Tombstones vs. Logcat Crashes
It's important to understand the difference between these two types of crash reports.
| Aspect | Logcat Crash Report | Tombstone File |
|---|---|---|
| Cause | An unhandled exception in Java or Kotlin code. | A fatal signal (e.g., SIGSEGV) from the kernel due to an error in native (C/C++) code. |
| Location | Printed to the Logcat crash buffer. | Written to a file in `/data/tombstones/`. |
| Content | Java/Kotlin stack trace, exception type, and message. | A full process dump: register state, memory map, native backtrace, etc. |
| Debugging | Relatively straightforward to read directly. | Requires symbolication with debugging symbols to be fully understood. |
For a detailed walkthrough of debugging native crashes, the official Android Developer documentation is an excellent resource.
Frequently Asked Questions
How can I get tombstone files from a user's device?

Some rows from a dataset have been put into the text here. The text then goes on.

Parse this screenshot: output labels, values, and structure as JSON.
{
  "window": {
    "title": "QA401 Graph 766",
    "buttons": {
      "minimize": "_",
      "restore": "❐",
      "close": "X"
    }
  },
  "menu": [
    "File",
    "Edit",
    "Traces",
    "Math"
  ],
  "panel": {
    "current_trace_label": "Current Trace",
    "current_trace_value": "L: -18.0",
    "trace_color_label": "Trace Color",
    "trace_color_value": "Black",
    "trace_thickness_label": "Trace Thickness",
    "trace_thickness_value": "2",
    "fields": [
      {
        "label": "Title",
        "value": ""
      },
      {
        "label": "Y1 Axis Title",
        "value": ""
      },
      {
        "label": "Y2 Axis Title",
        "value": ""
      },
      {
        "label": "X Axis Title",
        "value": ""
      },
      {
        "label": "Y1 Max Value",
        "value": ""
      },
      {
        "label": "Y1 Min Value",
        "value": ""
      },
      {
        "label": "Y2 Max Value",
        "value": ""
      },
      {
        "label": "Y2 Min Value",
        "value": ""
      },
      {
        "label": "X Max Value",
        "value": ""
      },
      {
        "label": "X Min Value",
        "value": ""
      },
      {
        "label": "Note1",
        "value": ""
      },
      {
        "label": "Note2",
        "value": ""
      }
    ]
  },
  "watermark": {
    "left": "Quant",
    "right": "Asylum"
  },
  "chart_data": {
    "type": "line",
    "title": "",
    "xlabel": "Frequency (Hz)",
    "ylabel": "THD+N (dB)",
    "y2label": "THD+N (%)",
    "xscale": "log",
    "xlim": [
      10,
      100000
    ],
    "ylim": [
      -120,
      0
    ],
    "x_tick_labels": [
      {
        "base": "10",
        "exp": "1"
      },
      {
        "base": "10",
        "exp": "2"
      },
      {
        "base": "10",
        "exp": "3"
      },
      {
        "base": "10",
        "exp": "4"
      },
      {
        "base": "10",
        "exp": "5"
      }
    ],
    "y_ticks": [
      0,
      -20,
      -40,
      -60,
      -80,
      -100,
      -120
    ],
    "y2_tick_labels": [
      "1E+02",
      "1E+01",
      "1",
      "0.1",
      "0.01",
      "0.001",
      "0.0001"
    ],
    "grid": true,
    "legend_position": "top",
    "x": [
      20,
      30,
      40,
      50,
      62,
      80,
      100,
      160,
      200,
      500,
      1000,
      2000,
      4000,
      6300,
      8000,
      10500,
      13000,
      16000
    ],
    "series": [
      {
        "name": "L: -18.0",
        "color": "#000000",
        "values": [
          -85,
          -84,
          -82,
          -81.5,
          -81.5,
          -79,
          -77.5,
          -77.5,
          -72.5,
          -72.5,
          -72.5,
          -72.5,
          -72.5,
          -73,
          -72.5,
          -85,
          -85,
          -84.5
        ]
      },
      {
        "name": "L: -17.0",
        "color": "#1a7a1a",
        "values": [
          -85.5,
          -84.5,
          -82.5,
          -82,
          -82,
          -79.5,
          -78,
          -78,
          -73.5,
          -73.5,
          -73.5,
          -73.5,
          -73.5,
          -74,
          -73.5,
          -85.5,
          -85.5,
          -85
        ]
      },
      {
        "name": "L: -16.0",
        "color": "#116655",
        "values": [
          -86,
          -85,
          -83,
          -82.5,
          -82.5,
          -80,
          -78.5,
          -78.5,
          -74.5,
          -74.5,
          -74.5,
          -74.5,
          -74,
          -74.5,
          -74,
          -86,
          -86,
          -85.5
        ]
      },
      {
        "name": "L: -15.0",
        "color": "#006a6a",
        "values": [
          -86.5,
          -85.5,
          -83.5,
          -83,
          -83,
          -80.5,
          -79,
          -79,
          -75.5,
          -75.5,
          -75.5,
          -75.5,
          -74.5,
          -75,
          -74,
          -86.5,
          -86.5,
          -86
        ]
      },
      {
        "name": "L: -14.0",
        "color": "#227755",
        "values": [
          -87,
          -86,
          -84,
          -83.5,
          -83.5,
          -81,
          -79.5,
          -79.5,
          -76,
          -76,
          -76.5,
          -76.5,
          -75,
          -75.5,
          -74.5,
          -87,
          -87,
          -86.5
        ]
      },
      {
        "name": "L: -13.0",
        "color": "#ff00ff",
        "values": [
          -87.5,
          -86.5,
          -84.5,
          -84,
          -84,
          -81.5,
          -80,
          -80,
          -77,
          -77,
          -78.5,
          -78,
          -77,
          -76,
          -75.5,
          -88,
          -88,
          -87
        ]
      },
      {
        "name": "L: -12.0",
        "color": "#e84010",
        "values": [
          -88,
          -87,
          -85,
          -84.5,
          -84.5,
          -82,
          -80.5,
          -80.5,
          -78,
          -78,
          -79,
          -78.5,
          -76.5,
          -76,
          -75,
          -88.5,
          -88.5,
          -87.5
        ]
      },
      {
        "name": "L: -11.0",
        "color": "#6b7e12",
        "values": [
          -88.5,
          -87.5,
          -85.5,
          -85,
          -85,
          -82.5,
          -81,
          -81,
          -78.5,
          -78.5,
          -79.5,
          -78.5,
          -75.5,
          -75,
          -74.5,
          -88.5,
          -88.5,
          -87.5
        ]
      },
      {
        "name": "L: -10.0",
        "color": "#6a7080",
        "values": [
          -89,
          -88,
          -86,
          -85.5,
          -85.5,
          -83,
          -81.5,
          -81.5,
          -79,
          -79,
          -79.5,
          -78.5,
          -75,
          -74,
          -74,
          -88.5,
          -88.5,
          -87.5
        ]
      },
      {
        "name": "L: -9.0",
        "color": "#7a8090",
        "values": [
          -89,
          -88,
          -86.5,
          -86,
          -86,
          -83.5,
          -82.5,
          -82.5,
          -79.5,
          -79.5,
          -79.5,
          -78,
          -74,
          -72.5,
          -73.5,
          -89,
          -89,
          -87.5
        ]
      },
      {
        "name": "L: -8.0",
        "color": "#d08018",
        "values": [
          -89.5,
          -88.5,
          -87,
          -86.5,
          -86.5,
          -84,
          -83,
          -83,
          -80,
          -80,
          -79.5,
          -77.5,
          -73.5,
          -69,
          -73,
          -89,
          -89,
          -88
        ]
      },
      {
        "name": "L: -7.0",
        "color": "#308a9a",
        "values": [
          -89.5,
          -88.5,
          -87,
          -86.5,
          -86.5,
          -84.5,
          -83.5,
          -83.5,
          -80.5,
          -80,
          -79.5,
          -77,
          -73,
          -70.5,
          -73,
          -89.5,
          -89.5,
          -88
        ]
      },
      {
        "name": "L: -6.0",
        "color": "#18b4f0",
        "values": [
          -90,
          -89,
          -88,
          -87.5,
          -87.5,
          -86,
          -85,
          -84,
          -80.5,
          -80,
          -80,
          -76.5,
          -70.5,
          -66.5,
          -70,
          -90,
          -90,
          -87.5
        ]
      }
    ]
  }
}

Getting tombstones from a non-rooted production device is difficult for privacy and security reasons. The best approach is to use a crash reporting service that has an NDK component (like Firebase Crashlytics or Sentry). These services can capture the tombstone data at the time of the crash and upload it to a dashboard where it is automatically symbolicated for you, providing a much easier workflow for debugging native crashes in the wild.
What is an ANR (Application Not Responding) and is it related to a tombstone?
An ANR is a different type of error. It occurs when the main UI thread of an application is blocked for too long (typically 5 seconds), causing the app to become unresponsive. The system generates an ANR report, which includes stack traces of all the app's threads, and saves it in `/data/anr/`. While it's also a crash report file, it's caused by unresponsiveness, not a native code crash. However, a native deadlock or an infinite loop in native code could *cause* an ANR.
What does the name "tombstone" mean?
The name is a metaphor. Just as a tombstone in a cemetery marks the final resting place of a person and provides information about them, a tombstone file in Android marks the "death" of a process and provides detailed information about its state at the time of its demise. It's a permanent record of the crash event.
Do tombstones take up a lot of space?
A single tombstone file is a plain text file, typically a few hundred kilobytes in size. The system limits the number of tombstones it keeps (e.g., the last 32) to prevent them from filling up the device's storage. They do not pose a significant storage issue for users.